Although crustaceans are rarer as fossils than trilobites are, a number of different types of crustaceans are common in the rocks of the Cretaceous period as well as those of the Caenozoic era. Most of the smaller crustaceans, such as shrimp, have an exoskeleton which is somewhat delicate and for this reason their fossil record is incomplete. However, crustaceans such as crabs and lobsters have a thicker exoskeleton which is reinforced with calcium carbonate and so their fossil record is much better. The fossil record of barnacles is scarce and little is known of their history prior to the Mesozoic era. Well preserved specimens are known from the rocks of the Cretaceous period and the Caenozoic era.

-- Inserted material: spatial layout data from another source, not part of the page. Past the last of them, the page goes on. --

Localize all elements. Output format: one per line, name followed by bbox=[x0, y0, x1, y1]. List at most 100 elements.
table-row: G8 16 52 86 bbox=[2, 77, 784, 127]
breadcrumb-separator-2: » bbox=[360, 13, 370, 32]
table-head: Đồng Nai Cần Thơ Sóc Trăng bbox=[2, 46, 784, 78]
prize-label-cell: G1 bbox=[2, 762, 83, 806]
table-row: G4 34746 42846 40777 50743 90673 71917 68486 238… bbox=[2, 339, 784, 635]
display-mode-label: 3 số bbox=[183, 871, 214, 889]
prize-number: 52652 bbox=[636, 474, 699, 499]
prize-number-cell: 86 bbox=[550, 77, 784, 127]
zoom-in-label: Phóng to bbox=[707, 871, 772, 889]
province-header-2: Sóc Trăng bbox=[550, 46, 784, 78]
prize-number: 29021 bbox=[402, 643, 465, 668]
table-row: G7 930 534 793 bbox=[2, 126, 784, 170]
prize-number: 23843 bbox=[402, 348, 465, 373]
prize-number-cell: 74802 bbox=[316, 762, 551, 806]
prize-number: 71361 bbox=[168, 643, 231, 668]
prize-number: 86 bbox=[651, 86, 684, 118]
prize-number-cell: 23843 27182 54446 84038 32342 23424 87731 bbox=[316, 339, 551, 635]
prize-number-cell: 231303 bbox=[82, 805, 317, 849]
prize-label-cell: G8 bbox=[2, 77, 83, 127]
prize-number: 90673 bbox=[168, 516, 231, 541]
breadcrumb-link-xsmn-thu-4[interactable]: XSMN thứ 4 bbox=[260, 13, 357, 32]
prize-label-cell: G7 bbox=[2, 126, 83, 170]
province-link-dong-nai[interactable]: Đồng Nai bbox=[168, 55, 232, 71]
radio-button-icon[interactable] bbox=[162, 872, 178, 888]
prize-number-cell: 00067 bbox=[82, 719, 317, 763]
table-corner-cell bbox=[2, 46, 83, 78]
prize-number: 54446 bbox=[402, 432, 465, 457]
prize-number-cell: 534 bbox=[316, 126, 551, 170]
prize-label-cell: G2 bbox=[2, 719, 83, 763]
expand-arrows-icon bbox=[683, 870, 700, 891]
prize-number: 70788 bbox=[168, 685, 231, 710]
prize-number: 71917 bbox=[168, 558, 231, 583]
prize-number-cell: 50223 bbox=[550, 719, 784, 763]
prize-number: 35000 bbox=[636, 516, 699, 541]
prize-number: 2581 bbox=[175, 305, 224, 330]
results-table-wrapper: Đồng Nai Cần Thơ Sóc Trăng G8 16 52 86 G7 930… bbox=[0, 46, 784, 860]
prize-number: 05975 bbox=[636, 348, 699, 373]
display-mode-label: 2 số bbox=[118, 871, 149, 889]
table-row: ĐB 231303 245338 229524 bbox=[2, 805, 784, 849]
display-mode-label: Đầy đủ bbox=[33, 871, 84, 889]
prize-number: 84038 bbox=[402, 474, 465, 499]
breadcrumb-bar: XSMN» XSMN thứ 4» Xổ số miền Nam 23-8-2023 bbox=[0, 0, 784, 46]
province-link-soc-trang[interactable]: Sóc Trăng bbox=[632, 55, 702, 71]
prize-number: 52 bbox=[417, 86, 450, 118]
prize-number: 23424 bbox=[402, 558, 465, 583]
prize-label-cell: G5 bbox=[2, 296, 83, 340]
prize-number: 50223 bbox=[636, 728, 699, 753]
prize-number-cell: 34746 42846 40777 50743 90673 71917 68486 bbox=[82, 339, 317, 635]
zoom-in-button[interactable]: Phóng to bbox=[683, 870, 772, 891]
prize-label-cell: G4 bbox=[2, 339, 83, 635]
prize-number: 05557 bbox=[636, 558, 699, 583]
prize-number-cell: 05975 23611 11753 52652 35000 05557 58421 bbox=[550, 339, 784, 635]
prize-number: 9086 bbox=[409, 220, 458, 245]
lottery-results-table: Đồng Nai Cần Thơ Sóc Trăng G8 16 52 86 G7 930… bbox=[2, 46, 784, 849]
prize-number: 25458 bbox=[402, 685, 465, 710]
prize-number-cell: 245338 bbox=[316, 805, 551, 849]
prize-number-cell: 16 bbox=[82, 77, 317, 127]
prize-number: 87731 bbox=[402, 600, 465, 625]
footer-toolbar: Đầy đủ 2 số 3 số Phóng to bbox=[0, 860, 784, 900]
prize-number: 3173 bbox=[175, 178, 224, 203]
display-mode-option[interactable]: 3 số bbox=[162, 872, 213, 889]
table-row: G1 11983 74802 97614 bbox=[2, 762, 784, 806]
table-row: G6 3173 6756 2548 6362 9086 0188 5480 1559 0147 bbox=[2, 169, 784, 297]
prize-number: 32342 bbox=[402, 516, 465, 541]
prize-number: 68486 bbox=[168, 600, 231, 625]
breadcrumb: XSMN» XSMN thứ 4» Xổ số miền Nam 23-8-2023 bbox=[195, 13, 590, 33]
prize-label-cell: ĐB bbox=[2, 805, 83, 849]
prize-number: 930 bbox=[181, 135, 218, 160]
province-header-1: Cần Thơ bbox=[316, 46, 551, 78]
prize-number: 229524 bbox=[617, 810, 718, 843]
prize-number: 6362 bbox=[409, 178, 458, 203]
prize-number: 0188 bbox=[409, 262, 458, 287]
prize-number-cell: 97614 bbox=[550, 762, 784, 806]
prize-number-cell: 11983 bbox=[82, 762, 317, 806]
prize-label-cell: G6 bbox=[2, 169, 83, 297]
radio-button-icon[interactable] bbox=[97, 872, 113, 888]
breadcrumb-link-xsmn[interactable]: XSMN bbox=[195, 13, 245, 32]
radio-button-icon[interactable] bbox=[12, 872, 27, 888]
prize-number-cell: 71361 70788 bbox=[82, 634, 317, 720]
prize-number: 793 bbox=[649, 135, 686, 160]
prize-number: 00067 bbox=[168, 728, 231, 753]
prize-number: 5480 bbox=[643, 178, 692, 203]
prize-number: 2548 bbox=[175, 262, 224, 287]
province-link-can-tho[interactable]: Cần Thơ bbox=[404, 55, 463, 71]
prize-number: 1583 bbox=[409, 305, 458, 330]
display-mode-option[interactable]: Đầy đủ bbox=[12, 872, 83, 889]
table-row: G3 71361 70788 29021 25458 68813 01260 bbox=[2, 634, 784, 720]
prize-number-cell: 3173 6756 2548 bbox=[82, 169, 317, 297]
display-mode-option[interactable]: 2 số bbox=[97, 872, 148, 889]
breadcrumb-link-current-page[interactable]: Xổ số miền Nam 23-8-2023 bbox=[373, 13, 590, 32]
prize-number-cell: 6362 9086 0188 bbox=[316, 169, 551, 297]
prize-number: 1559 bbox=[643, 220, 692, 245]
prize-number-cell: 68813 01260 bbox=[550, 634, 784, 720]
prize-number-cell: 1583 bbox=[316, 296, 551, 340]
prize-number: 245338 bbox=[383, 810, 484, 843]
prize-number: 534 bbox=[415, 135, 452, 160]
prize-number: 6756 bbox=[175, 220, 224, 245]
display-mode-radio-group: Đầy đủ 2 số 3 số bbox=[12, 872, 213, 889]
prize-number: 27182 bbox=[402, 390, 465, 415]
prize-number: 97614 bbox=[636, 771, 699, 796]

The most well known crustaceans, the malacostraca (crabs, lobsters, crayfish, shrimp), although widespread today are only found sporadically as fossils. Most of the known fossil crabs are of forms which lived on the sea-floor or in a reef environment. In rocks such as the Gault clay from the Cretaceous period and the London clay from the Eocene period in England fossil crabs may be found. The 'Lobster Bed' of the Greensand formation from the Cretaceous period which occurs at Atherfield on the Isle of Wight in England contains many well preserved examples of the small glypheoid lobster Mecochirus magna. The lithographic limestones from the Jurassic period of Solnhofen in Germany have long been famed for the many exceptionally preserved crab, lobster and shrimp fossils they have yielded (such as Aeger, Eryon, and Pseudastacus).